Psychedelic Literature

Psychedelic literature: This can be either literature understood in the light of psychedelic experience or psychedelic experience understood in the light of literature. Here are two examples from Joseph Conrad’s The Rescue:

“He seemed to be tasting the delight of some profound and amazing sensation.”

“He felt like a swimmer who, in the midst of superhuman efforts to reach the shore, perceives that the undertow is taking him to sea. He would go with the mysterious current; he would go swiftly–and see the end, the fulfillment, both blissful and terrible.

“With this state of exaltation in which he saw himself in some incomprehensible way always victorious, whatever might befall, there was mingled a tenacity of purpose.”

Philosophy is a special kind of literature, and so is the Bible and so are Christian doctrines. This is not to say any of those are merely literature.
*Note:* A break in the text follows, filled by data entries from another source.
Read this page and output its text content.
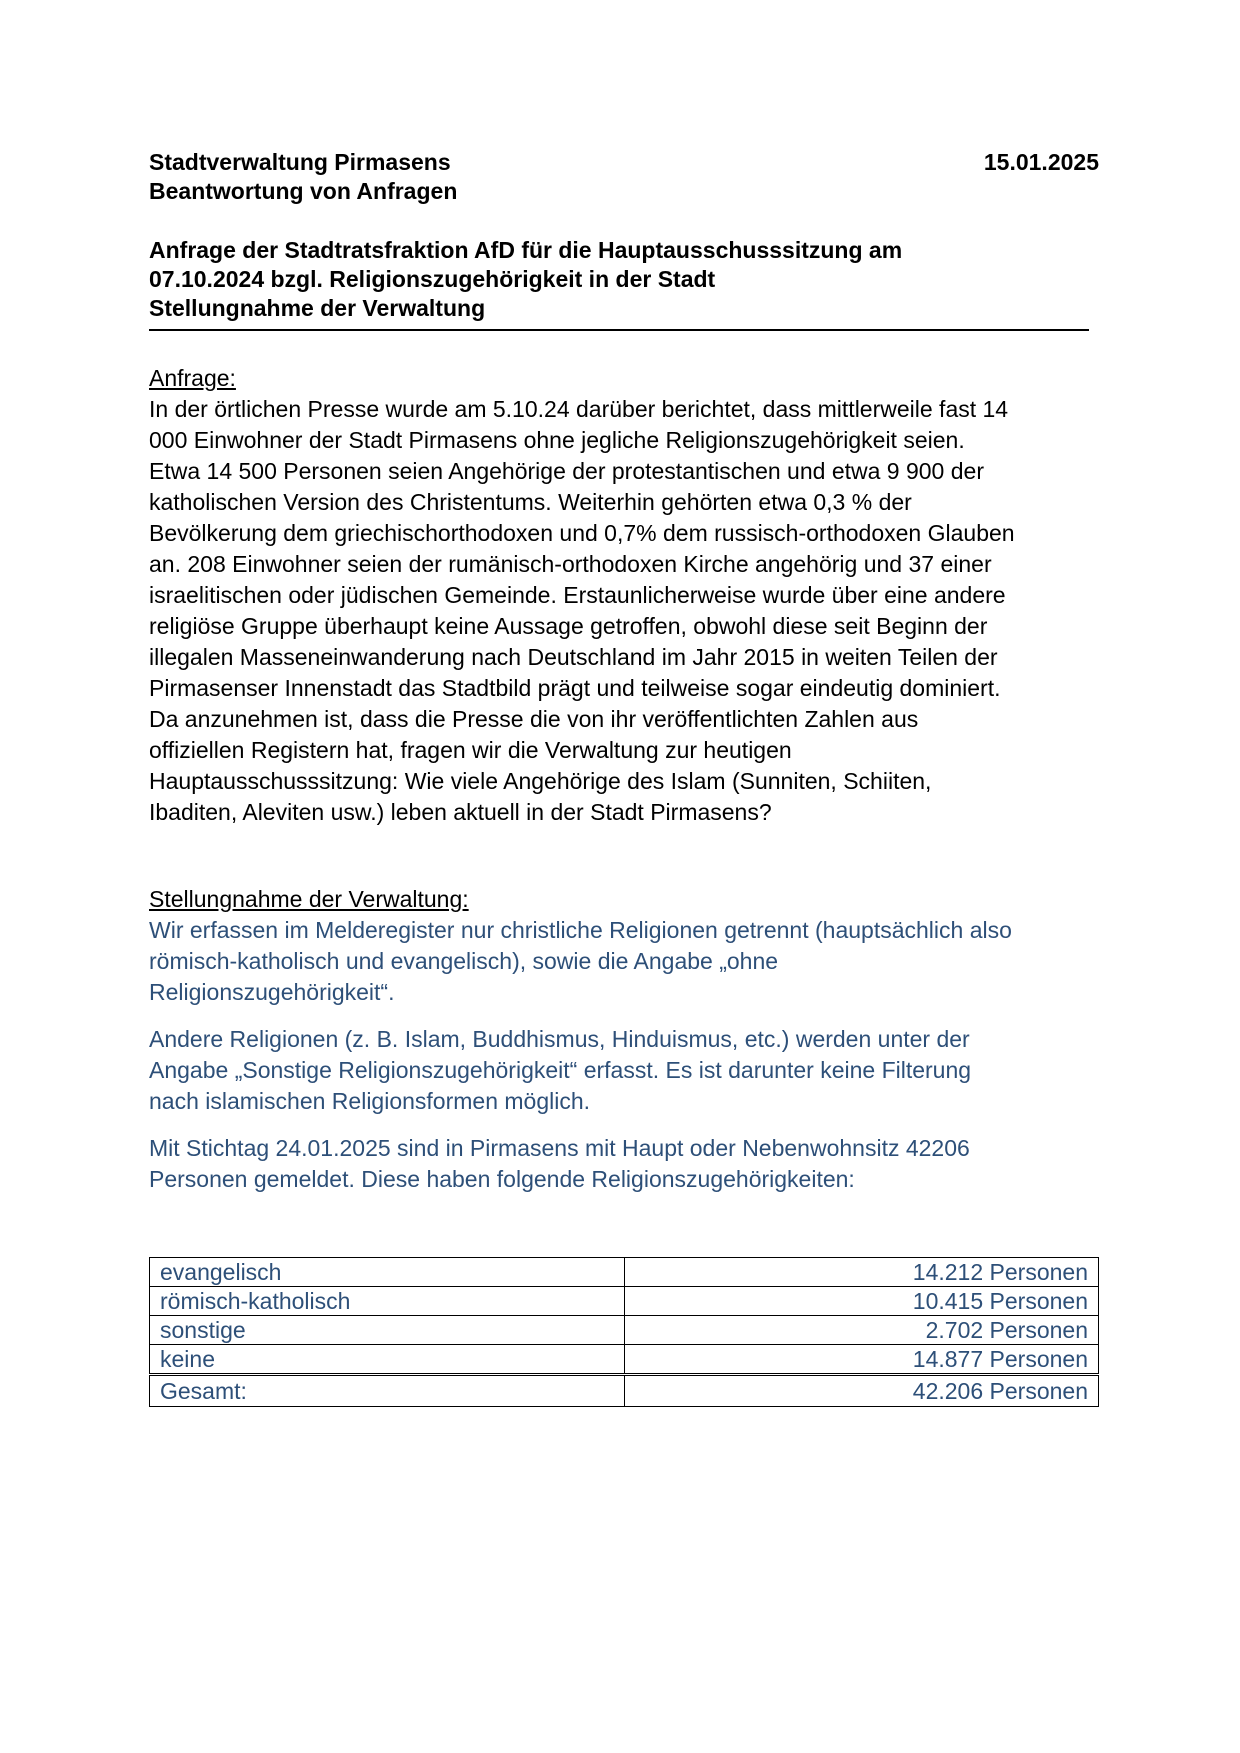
Stadtverwaltung Pirmasens	15.01.2025
Beantwortung von Anfragen
Anfrage der Stadtratsfraktion AfD für die Hauptausschusssitzung am
07.10.2024 bzgl. Religionszugehörigkeit in der Stadt
Stellungnahme der Verwaltung
Anfrage:
In der örtlichen Presse wurde am 5.10.24 darüber berichtet, dass mittlerweile fast 14
000 Einwohner der Stadt Pirmasens ohne jegliche Religionszugehörigkeit seien.
Etwa 14 500 Personen seien Angehörige der protestantischen und etwa 9 900 der
katholischen Version des Christentums. Weiterhin gehörten etwa 0,3 % der
Bevölkerung dem griechischorthodoxen und 0,7% dem russisch-orthodoxen Glauben
an. 208 Einwohner seien der rumänisch-orthodoxen Kirche angehörig und 37 einer
israelitischen oder jüdischen Gemeinde. Erstaunlicherweise wurde über eine andere
religiöse Gruppe überhaupt keine Aussage getroffen, obwohl diese seit Beginn der
illegalen Masseneinwanderung nach Deutschland im Jahr 2015 in weiten Teilen der
Pirmasenser Innenstadt das Stadtbild prägt und teilweise sogar eindeutig dominiert.
Da anzunehmen ist, dass die Presse die von ihr veröffentlichten Zahlen aus
offiziellen Registern hat, fragen wir die Verwaltung zur heutigen
Hauptausschusssitzung: Wie viele Angehörige des Islam (Sunniten, Schiiten,
Ibaditen, Aleviten usw.) leben aktuell in der Stadt Pirmasens?
Stellungnahme der Verwaltung:
Wir erfassen im Melderegister nur christliche Religionen getrennt (hauptsächlich also
römisch-katholisch und evangelisch), sowie die Angabe „ohne
Religionszugehörigkeit“.
Andere Religionen (z. B. Islam, Buddhismus, Hinduismus, etc.) werden unter der
Angabe „Sonstige Religionszugehörigkeit“ erfasst. Es ist darunter keine Filterung
nach islamischen Religionsformen möglich.
Mit Stichtag 24.01.2025 sind in Pirmasens mit Haupt oder Nebenwohnsitz 42206
Personen gemeldet. Diese haben folgende Religionszugehörigkeiten:
evangelisch	14.212 Personen
römisch-katholisch	10.415 Personen
sonstige	2.702 Personen
keine	14.877 Personen
Gesamt:	42.206 Personen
But then great works of literature aren’t merely literature either.

In the light of remembering what an LSD trip is (was?) like, I believe that the threat of meaningless suffering is real; that is, it is something that is really experienced, it is not just a concept or a lie that someone has made up. And the fear that it could be a permanent, inescapable state and the real, horrible truth about reality is also something that is really experienced. And the threat of inescapable meaningless suffering is tied up with the threat of death as permanent unconsciousness, sheer emptiness, nothingness; because if that is our fate, then all of our suffering and all of our joy and love is meaningless. You may object, as I once did (See God Is a Symbol of Something True), that the fact that something has come to an end does not imply that it never happened; that even if I die and stay dead, it will still always be objectively true that I once lived and had exactly the life that I had.

But what good is that objective truth to me if at death I become permanently unconscious? It could matter to someone else who is still conscious, but if eventually everyone is permanently unconscious, there would be no one for whom it would matter. Suppose there is only God, and it matters to Him. When I try to understand what this might mean, I imagine what it would be like to be God, caring about the creatures to whom He gave the gift of consciousness and from whom He then took it away forever. Clearly, this is not the God of Christianity, although according to some understandings of Christianity, I suppose, God does this to some people when he condemns them to the Second Death. Anyway, I don’t really get anywhere when I try to imagine what that would be like, so it doesn’t offer much consolation to me if that is the way things are. I suppose it is a little better than it would be if not even God is conscious and there really is just absolutely nothing anybody ever experiences again.

But can I really imagine what it would be like for only God to be conscious? In such a situation, I would not be conscious, so I would need to imagine that I am not conscious. I can imagine being temporarily unconscious and then later recovering consciousness and realizing that I had missed something in the meantime. But if I try to imagine losing consciousness permanently, I don’t understand how that could be a situation in which anyone else was conscious either, for that could only mean something to me on the supposition that I could later wake up and realize that there had been someone there to witness what I had failed to witness. Sheer nothingness is impossible to imagine, for imagining is something. I don’t understand those who say that I should be amazed that there is something rather than nothing. I think they show a lack of philosophical understanding. I am amazed and delighted, rather, that nothingness is not a real possibility. I don’t doubt, however, that it is possible to fear nothingness as if it were something; for I have done it myself. But that nothingness that I fear is really something that I am imagining. That shadowy something turns out to be the loose end of a thread that leads back to everything, to the universe, to life after life in world after world. What aspired to be damnation settles for home and salvation.

In the light of remembering what an LSD trip is (was?) like, I also believe the promise of absolute safety, guaranteed victory, ever-renewed freshness, life everlasting is fulfilled, concrete and real, not empty words, not mere fantasy, the realest of the real, not vague or ambiguous in the slightest, but just out there and in here and everywhere all at once, impossible to doubt. It is true that it can fade into the background, but that doesn’t matter.